Right away, you can see the effect of Walker's 2 "bombs." The first was Act 10, removing collective bargaining rights, signed in March 2011. In the 3 months before then, the state had gained 14,100 jobs. Immediately after Act 10, Wisconsin lost jobs for each of the next 5 months, and gave up 34,700 for the rest of the year. Even today's upside surprise of 12,500 still leaves us down more than 22,000 jobs since Act 10 was bullied through the Legislature.

The second bomb is the signing of Walker's budget, which happened in June 2011. If you look at the private sector chart, while Wisconsin had flatlined and fallen behind the rest of the nation's growth, the real damage happened after the budget became law. We lost private sector jobs in 5 of the last 6 months, and threw away 21,700 jobs overall for the rest of 2011 while U.S. private sector hiring was picking up. Sure, we got a nice, seasonally-adjusted boost in January of 15,700 jobs(I'll explain that in a later post- it ain't actually due to hiring), but we're still not back to where we were when the budget was signed, and are way behind the strengthing U.S. economy.

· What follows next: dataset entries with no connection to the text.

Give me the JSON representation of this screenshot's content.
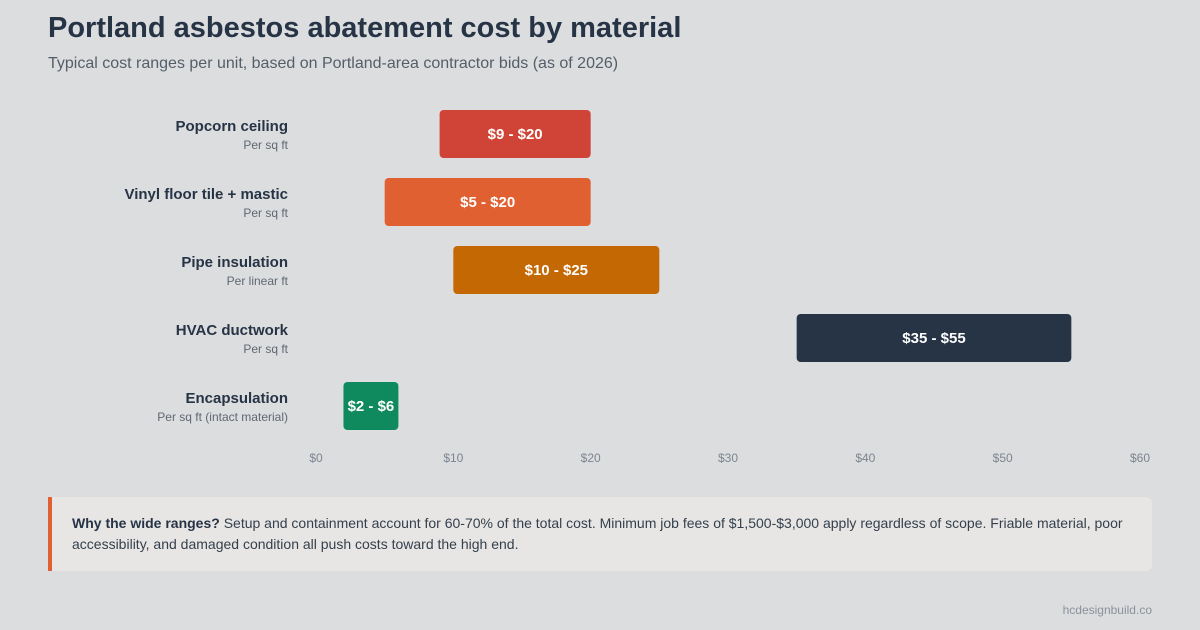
{
  "header": {
    "title": "Portland asbestos abatement cost by material",
    "subtitle": "Typical cost ranges per unit, based on Portland-area contractor bids (as of 2026)"
  },
  "chart_data": {
    "type": "bar",
    "orientation": "horizontal-range",
    "categories": [
      "Popcorn ceiling",
      "Vinyl floor tile + mastic",
      "Pipe insulation",
      "HVAC ductwork",
      "Encapsulation"
    ],
    "units": [
      "Per sq ft",
      "Per sq ft",
      "Per linear ft",
      "Per sq ft",
      "Per sq ft (intact material)"
    ],
    "series": [
      {
        "ranges": [
          [
            9,
            20
          ],
          [
            5,
            20
          ],
          [
            10,
            25
          ],
          [
            35,
            55
          ],
          [
            2,
            6
          ]
        ],
        "labels": [
          "$9 - $20",
          "$5 - $20",
          "$10 - $25",
          "$35 - $55",
          "$2 - $6"
        ],
        "colors": [
          "#cf4436",
          "#e06032",
          "#c46804",
          "#263445",
          "#0f8a5f"
        ]
      }
    ],
    "xlim": [
      0,
      60
    ],
    "xticks": [
      0,
      10,
      20,
      30,
      40,
      50,
      60
    ],
    "xtick_labels": [
      "$0",
      "$10",
      "$20",
      "$30",
      "$40",
      "$50",
      "$60"
    ],
    "grid": false,
    "legend": "none"
  },
  "note": {
    "bold": "Why the wide ranges?",
    "text": " Setup and containment account for 60-70% of the total cost. Minimum job fees of $1,500-$3,000 apply regardless of scope. Friable material, poor accessibility, and damaged condition all push costs toward the high end."
  },
  "footer": {
    "credit": "hcdesignbuild.co"
  }
}
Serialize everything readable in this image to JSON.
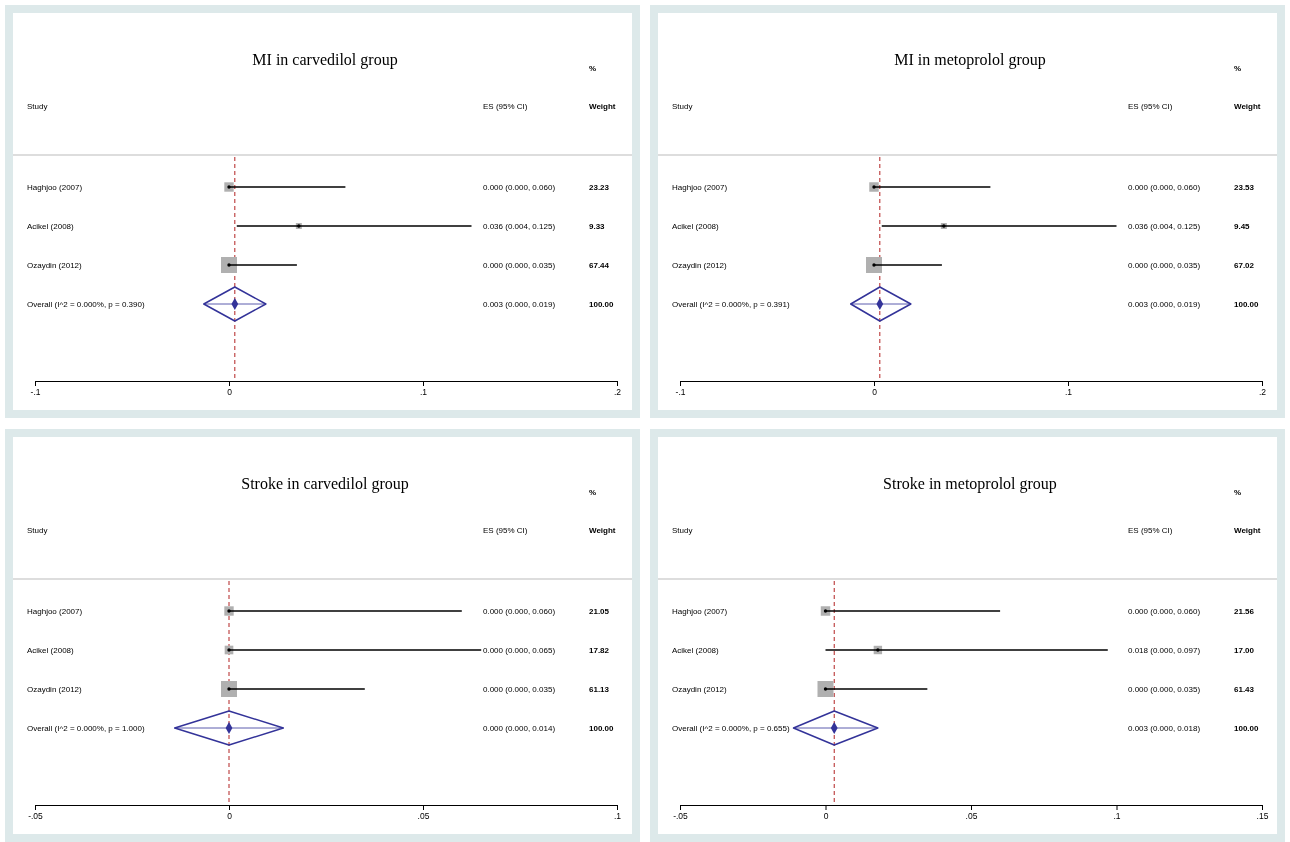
{
  "chart_data": [
    {
      "type": "scatter",
      "title": "MI in carvedilol group",
      "orientation": "horizontal",
      "categories": [
        "Haghjoo (2007)",
        "Acikel (2008)",
        "Ozaydin (2012)",
        "Overall  (I^2 = 0.000%, p = 0.390)"
      ],
      "xlim": [
        -0.1,
        0.2
      ],
      "xticks": [
        {
          "value": -0.1,
          "label": "-.1"
        },
        {
          "value": 0,
          "label": "0"
        },
        {
          "value": 0.1,
          "label": ".1"
        },
        {
          "value": 0.2,
          "label": ".2"
        }
      ],
      "annotations": [
        "Study",
        "ES (95% CI)",
        "%",
        "Weight",
        "0.000 (0.000, 0.060)",
        "23.23",
        "0.036 (0.004, 0.125)",
        "9.33",
        "0.000 (0.000, 0.035)",
        "67.44",
        "0.003 (0.000, 0.019)",
        "100.00"
      ],
      "ref_lines": [
        {
          "axis": "x",
          "value": 0.003,
          "color": "#b22222",
          "line_style": "dashed"
        }
      ],
      "series": [
        {
          "marker": "square",
          "color": "#b0b0b0",
          "values": [
            0.0,
            0.036,
            0.0,
            null
          ],
          "errors": [
            [
              0.0,
              0.06
            ],
            [
              0.004,
              0.125
            ],
            [
              0.0,
              0.035
            ],
            null
          ],
          "sizes": [
            0.344,
            0.138,
            1,
            null
          ]
        },
        {
          "marker": "diamond",
          "color": "#333399",
          "values": [
            null,
            null,
            null,
            0.003
          ],
          "errors": [
            null,
            null,
            null,
            [
              -0.013,
              0.019
            ]
          ]
        }
      ]
    },
    {
      "type": "scatter",
      "title": "MI in metoprolol  group",
      "orientation": "horizontal",
      "categories": [
        "Haghjoo (2007)",
        "Acikel (2008)",
        "Ozaydin (2012)",
        "Overall  (I^2 = 0.000%, p = 0.391)"
      ],
      "xlim": [
        -0.1,
        0.2
      ],
      "xticks": [
        {
          "value": -0.1,
          "label": "-.1"
        },
        {
          "value": 0,
          "label": "0"
        },
        {
          "value": 0.1,
          "label": ".1"
        },
        {
          "value": 0.2,
          "label": ".2"
        }
      ],
      "annotations": [
        "Study",
        "ES (95% CI)",
        "%",
        "Weight",
        "0.000 (0.000, 0.060)",
        "23.53",
        "0.036 (0.004, 0.125)",
        "9.45",
        "0.000 (0.000, 0.035)",
        "67.02",
        "0.003 (0.000, 0.019)",
        "100.00"
      ],
      "ref_lines": [
        {
          "axis": "x",
          "value": 0.003,
          "color": "#b22222",
          "line_style": "dashed"
        }
      ],
      "series": [
        {
          "marker": "square",
          "color": "#b0b0b0",
          "values": [
            0.0,
            0.036,
            0.0,
            null
          ],
          "errors": [
            [
              0.0,
              0.06
            ],
            [
              0.004,
              0.125
            ],
            [
              0.0,
              0.035
            ],
            null
          ],
          "sizes": [
            0.351,
            0.141,
            1,
            null
          ]
        },
        {
          "marker": "diamond",
          "color": "#333399",
          "values": [
            null,
            null,
            null,
            0.003
          ],
          "errors": [
            null,
            null,
            null,
            [
              -0.012,
              0.019
            ]
          ]
        }
      ]
    },
    {
      "type": "scatter",
      "title": "Stroke in carvedilol  group",
      "orientation": "horizontal",
      "categories": [
        "Haghjoo (2007)",
        "Acikel (2008)",
        "Ozaydin (2012)",
        "Overall  (I^2 = 0.000%, p = 1.000)"
      ],
      "xlim": [
        -0.05,
        0.1
      ],
      "xticks": [
        {
          "value": -0.05,
          "label": "-.05"
        },
        {
          "value": 0,
          "label": "0"
        },
        {
          "value": 0.05,
          "label": ".05"
        },
        {
          "value": 0.1,
          "label": ".1"
        }
      ],
      "annotations": [
        "Study",
        "ES (95% CI)",
        "%",
        "Weight",
        "0.000 (0.000, 0.060)",
        "21.05",
        "0.000 (0.000, 0.065)",
        "17.82",
        "0.000 (0.000, 0.035)",
        "61.13",
        "0.000 (0.000, 0.014)",
        "100.00"
      ],
      "ref_lines": [
        {
          "axis": "x",
          "value": 0.0,
          "color": "#b22222",
          "line_style": "dashed"
        }
      ],
      "series": [
        {
          "marker": "square",
          "color": "#b0b0b0",
          "values": [
            0.0,
            0.0,
            0.0,
            null
          ],
          "errors": [
            [
              0.0,
              0.06
            ],
            [
              0.0,
              0.065
            ],
            [
              0.0,
              0.035
            ],
            null
          ],
          "sizes": [
            0.344,
            0.292,
            1,
            null
          ]
        },
        {
          "marker": "diamond",
          "color": "#333399",
          "values": [
            null,
            null,
            null,
            0.0
          ],
          "errors": [
            null,
            null,
            null,
            [
              -0.014,
              0.014
            ]
          ]
        }
      ]
    },
    {
      "type": "scatter",
      "title": "Stroke in metoprolol  group",
      "orientation": "horizontal",
      "categories": [
        "Haghjoo (2007)",
        "Acikel (2008)",
        "Ozaydin (2012)",
        "Overall  (I^2 = 0.000%, p = 0.655)"
      ],
      "xlim": [
        -0.05,
        0.15
      ],
      "xticks": [
        {
          "value": -0.05,
          "label": "-.05"
        },
        {
          "value": 0,
          "label": "0"
        },
        {
          "value": 0.05,
          "label": ".05"
        },
        {
          "value": 0.1,
          "label": ".1"
        },
        {
          "value": 0.15,
          "label": ".15"
        }
      ],
      "annotations": [
        "Study",
        "ES (95% CI)",
        "%",
        "Weight",
        "0.000 (0.000, 0.060)",
        "21.56",
        "0.018 (0.000, 0.097)",
        "17.00",
        "0.000 (0.000, 0.035)",
        "61.43",
        "0.003 (0.000, 0.018)",
        "100.00"
      ],
      "ref_lines": [
        {
          "axis": "x",
          "value": 0.003,
          "color": "#b22222",
          "line_style": "dashed"
        }
      ],
      "series": [
        {
          "marker": "square",
          "color": "#b0b0b0",
          "values": [
            0.0,
            0.018,
            0.0,
            null
          ],
          "errors": [
            [
              0.0,
              0.06
            ],
            [
              0.0,
              0.097
            ],
            [
              0.0,
              0.035
            ],
            null
          ],
          "sizes": [
            0.351,
            0.277,
            1,
            null
          ]
        },
        {
          "marker": "diamond",
          "color": "#333399",
          "values": [
            null,
            null,
            null,
            0.003
          ],
          "errors": [
            null,
            null,
            null,
            [
              -0.011,
              0.018
            ]
          ]
        }
      ]
    }
  ]
}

In fact, even with the bump up in January, the Walker jobs deficit has grown from the 40,000 I estimated it to be yesterday, because the 2011 revisions are that bad. Given the revisions, January's figures mean that if we had no revisions and the same total jobs numbers, we'd have LOST 7,200 jobs and 1,100 in the private sector. The deficit is currently near 53,000 in overall jobs, and 46,000 in private sector jobs, and amazingly that is DOWN from the deficits of 60,000 overall and 56,000 private that existed at the end of 2011. Frightening figures.

And the worst revision of them all? The June numbers in the report. You know, the ones I immediately had suspicions about and the ones that Walker's DWD told him were tourism-based and sketchy, but he took credit for anyway. Well, turns out the pros were right, it was bullshit.

Wisconsin June jobs
June reported total jobs +11,000
June revised total jobs -9,000 (-20,000 revision)

June reported total jobs +14,800
June revised total jobs ZERO (-14,800 revision)

Amazing how those figures came out right before the recall elections, and now these nice numbers come out near a Walker recall election. That alone should make you question the increase. But even if the state is finally catching onto the Obama recovery, it still doesn't come close to making up for the damage that Walker and WisGOP inflicted on it in 2011, and we'll going to have to work extra hard just to get out of the hole these guys have put us in.

P.S. The revisions also reiterate that Walker landed in a pretty good situation when he took office. Check out the Wisconsin jobs numbers for the last year of the Doyle Administration and Dem-controlled Legislature, and compare it to 1 year of Walker and WisGOP being in control.

2010- +51,500 private sector jobs, +42,000 total jobs
2011- -9,700 private sector jobs, -20,600 total jobs

That's a fall of over 60 THOUSAND JOBS in one year, in a time when the rest of the nation improved. How are these guys not getting torches and pitchforks for what they've done?